$TAC **Conclusion: The violence-driven squeeze narrative of the Telegram blockchain has entered the “fool’s bubble” stage. The long upper wicks at high levels suggest momentum exhaustion—extremely bearish.**
This TAC candlestick is the classic “spike-and-retrace” after a continuous violent pump—rising from 0.053 to 0.0687, then rapidly dumping back to 0.064. The long upper wick signals that sell pressure from above has begun to release. While the “Telegram blockchain” Mass Adoption narrative sounds tempting, in just three days it surged from 0.02 to 0.068—**more than 3x**—which has already severely overdrawn the story’s short-term pricing space.
**Key levels:**
- Resistance①: **0.06870**
- Resistance②: **0.06600**
- Support①: **0.05900**
- Support②: **0.05359**
**Chart read:** The screenshot price is 0.06412. The candlestick dropped sharply from the 0.0687 high, leaving a clear long upper wick. On the 1H chart, the MACD bullish histogram is starting to shrink. Although the RSI has fallen from the extreme overbought level of 97, it’s still as high as 79—meaning the momentum to chase is fading. Volume increases during the rally, but price cannot hold at high levels—a typical “high-volume stall at highs.” On the 4H chart, a “shooting star” pattern appears—textbook-level selltop signal.
**Tactical path:** Only if it can **gather volume and hold above 0.066**, then break **0.0687**, would the bulls have enough confidence to test the unknown zone of 0.07–0.075. But under the current structure of long upper wicks plus overbought correction, **once price breaks below the 0.059 Bollinger midline**, it’s highly likely to retrace to 0.0536, or even the initial breakout zone of 0.04–0.045. The risk-reward ratio for chasing is already seriously distorted.

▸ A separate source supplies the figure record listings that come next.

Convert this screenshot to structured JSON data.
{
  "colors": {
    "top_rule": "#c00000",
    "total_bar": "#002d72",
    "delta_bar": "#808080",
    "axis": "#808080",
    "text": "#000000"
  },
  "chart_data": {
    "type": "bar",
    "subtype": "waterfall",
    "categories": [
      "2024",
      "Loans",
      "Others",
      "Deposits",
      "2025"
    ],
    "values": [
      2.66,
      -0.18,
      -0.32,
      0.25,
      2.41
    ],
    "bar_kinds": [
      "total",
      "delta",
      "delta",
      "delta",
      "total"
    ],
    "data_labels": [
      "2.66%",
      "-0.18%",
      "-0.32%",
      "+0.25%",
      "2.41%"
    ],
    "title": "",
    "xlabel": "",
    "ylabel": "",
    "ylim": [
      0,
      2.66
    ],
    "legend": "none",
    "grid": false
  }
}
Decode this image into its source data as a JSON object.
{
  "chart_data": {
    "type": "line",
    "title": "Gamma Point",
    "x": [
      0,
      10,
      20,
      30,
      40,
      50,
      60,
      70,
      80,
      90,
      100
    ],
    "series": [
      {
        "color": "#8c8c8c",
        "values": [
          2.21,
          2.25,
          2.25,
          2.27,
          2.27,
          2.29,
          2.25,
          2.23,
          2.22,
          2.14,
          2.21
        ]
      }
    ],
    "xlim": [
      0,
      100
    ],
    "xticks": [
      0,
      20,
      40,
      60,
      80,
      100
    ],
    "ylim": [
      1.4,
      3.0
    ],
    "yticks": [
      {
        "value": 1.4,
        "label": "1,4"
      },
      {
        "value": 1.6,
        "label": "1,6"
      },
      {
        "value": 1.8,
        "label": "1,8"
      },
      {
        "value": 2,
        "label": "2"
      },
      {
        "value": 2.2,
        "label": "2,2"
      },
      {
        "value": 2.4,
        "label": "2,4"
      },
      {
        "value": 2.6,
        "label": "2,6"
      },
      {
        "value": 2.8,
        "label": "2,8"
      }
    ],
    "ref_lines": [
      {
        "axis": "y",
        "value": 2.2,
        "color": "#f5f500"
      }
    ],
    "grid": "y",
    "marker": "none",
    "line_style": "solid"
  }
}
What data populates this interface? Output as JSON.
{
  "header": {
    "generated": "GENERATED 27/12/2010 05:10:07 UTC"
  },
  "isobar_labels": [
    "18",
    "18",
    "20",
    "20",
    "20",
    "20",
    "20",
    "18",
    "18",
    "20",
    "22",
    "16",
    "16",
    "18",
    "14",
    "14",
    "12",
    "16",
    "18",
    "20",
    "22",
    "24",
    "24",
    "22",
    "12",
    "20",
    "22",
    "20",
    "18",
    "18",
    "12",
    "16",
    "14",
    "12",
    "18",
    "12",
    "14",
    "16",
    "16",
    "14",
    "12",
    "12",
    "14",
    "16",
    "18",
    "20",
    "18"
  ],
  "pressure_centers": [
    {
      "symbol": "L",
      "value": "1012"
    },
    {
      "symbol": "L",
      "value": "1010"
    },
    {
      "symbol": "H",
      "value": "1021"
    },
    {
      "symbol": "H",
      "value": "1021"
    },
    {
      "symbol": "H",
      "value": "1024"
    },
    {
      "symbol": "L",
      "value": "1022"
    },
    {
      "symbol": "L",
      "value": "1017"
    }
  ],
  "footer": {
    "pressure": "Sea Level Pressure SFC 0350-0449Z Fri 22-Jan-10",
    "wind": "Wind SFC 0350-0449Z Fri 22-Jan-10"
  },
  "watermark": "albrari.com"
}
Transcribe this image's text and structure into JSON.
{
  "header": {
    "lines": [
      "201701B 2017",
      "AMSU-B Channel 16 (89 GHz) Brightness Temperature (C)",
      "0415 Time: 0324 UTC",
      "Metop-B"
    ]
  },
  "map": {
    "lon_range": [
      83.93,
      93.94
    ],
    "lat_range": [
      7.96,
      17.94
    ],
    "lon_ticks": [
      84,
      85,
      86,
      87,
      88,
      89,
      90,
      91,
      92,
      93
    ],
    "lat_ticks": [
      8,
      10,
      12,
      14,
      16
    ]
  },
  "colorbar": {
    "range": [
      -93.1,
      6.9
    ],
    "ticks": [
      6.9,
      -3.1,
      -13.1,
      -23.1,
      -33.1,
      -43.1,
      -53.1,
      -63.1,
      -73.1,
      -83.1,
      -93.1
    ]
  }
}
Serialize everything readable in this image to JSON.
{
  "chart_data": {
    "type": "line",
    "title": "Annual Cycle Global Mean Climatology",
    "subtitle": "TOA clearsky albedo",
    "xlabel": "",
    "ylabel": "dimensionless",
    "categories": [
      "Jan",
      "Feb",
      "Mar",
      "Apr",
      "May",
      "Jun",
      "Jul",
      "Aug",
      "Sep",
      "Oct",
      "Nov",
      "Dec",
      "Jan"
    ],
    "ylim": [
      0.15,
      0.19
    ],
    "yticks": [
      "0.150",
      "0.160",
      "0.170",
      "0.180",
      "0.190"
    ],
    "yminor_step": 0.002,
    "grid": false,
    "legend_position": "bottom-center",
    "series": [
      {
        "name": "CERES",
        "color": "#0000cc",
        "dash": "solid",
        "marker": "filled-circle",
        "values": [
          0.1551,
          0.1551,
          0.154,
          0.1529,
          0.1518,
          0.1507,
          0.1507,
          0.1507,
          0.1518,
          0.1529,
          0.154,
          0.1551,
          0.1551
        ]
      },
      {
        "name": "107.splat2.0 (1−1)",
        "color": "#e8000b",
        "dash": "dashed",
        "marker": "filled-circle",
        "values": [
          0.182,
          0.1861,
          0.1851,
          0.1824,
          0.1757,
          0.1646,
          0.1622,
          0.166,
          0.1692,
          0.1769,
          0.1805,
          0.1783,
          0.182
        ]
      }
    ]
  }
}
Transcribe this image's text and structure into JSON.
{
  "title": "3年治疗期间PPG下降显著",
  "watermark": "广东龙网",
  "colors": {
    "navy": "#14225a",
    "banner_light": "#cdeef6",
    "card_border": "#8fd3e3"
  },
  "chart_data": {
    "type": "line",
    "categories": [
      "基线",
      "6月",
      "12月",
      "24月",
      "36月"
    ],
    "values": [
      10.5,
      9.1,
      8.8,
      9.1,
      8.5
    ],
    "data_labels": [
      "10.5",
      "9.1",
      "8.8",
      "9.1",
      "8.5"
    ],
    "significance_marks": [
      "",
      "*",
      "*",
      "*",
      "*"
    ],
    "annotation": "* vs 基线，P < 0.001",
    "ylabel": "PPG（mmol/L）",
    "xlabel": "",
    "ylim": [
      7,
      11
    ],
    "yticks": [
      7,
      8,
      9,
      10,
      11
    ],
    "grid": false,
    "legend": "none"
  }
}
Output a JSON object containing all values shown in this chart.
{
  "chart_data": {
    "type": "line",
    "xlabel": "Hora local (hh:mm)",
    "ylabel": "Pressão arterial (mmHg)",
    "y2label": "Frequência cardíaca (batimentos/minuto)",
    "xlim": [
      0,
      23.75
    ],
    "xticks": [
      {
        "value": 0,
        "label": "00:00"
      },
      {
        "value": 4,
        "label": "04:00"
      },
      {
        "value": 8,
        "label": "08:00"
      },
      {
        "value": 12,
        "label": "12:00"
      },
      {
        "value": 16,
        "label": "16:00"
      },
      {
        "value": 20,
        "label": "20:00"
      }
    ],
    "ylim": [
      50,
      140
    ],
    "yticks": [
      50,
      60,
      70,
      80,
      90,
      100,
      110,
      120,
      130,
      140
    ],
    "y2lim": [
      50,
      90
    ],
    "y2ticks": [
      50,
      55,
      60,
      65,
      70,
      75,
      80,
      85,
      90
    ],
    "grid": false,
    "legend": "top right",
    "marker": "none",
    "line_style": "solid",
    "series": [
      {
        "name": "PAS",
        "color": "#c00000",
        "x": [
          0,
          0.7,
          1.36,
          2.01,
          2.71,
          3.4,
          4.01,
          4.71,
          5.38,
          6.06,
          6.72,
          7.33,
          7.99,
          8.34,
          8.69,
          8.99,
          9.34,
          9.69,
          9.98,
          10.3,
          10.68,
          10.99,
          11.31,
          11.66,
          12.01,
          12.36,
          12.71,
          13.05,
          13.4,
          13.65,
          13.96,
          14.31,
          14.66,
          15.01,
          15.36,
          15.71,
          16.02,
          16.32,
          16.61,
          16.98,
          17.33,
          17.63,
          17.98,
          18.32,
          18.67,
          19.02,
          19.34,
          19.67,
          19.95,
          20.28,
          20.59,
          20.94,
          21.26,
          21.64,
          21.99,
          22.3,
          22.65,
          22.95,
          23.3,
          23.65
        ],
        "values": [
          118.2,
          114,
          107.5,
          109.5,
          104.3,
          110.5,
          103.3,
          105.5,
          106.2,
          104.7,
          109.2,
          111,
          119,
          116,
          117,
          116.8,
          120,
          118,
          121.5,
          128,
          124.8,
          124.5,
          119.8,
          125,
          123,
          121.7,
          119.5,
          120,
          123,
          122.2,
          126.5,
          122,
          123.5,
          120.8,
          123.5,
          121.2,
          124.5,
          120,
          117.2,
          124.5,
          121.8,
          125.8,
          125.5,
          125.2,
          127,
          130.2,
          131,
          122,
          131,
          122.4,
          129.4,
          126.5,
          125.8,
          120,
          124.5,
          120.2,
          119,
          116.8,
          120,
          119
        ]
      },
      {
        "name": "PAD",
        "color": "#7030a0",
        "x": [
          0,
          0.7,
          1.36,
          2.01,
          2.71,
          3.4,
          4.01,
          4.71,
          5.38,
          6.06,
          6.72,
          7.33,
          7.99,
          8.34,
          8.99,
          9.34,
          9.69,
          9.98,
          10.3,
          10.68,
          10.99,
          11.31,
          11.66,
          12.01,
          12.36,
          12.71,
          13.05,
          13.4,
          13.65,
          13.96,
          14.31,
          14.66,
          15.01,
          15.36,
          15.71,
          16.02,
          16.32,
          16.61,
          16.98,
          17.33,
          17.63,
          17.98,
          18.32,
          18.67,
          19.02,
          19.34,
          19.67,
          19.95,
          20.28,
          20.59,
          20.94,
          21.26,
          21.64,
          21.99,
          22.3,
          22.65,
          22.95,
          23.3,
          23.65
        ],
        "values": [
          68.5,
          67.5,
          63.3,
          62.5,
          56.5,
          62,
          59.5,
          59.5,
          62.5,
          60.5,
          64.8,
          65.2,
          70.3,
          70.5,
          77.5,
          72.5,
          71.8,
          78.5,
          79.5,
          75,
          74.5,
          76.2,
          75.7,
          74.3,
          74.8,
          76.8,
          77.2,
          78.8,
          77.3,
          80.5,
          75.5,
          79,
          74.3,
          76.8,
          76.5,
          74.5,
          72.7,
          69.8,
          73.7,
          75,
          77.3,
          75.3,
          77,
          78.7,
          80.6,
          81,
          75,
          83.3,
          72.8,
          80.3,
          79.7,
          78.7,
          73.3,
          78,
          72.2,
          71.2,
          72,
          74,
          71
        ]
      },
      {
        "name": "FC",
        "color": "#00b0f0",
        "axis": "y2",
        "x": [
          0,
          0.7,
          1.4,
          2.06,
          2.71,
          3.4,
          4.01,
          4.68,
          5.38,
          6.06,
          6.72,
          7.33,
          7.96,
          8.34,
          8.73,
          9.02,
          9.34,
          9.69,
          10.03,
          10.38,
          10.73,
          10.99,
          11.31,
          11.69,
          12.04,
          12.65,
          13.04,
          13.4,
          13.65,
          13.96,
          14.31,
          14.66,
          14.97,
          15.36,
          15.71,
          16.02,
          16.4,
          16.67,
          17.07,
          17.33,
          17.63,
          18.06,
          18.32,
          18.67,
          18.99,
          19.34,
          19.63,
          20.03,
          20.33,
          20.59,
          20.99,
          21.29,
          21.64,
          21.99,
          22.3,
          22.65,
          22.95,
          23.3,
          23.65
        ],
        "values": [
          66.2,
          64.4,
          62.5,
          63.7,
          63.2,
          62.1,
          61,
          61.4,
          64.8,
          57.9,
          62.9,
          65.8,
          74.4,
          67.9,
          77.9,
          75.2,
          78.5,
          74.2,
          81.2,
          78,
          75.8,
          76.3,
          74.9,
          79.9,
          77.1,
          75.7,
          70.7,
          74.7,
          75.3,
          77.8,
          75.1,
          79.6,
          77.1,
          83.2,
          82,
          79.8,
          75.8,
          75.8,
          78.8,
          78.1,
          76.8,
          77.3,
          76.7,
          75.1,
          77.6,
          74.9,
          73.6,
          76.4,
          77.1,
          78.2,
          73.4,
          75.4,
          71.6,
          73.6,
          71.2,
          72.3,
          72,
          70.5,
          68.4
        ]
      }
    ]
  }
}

**Risk warning:** TAC went from 0.02 to 0.068 in less than 48 hours—this slope alone is the biggest risk. The “Telegram blockchain” narrative may be exciting, but competition in the space is fierce, and the TON ecosystem already has multiple similar projects running. Whether TAC can truly stand out is still unknown. On-chain real users and TVL data have not yet been verified, and the 3x rise is supported mostly by emotion and narrative. Chasing longs at this 0.064 level is essentially betting that a newly launched project can keep sustaining this kind of pump rhythm—yet historical experience shows that when slopes like this unwind, the result is often chaos. Every rebound could be a bull trap, and if you move too slowly you may not even get a chance to stop out.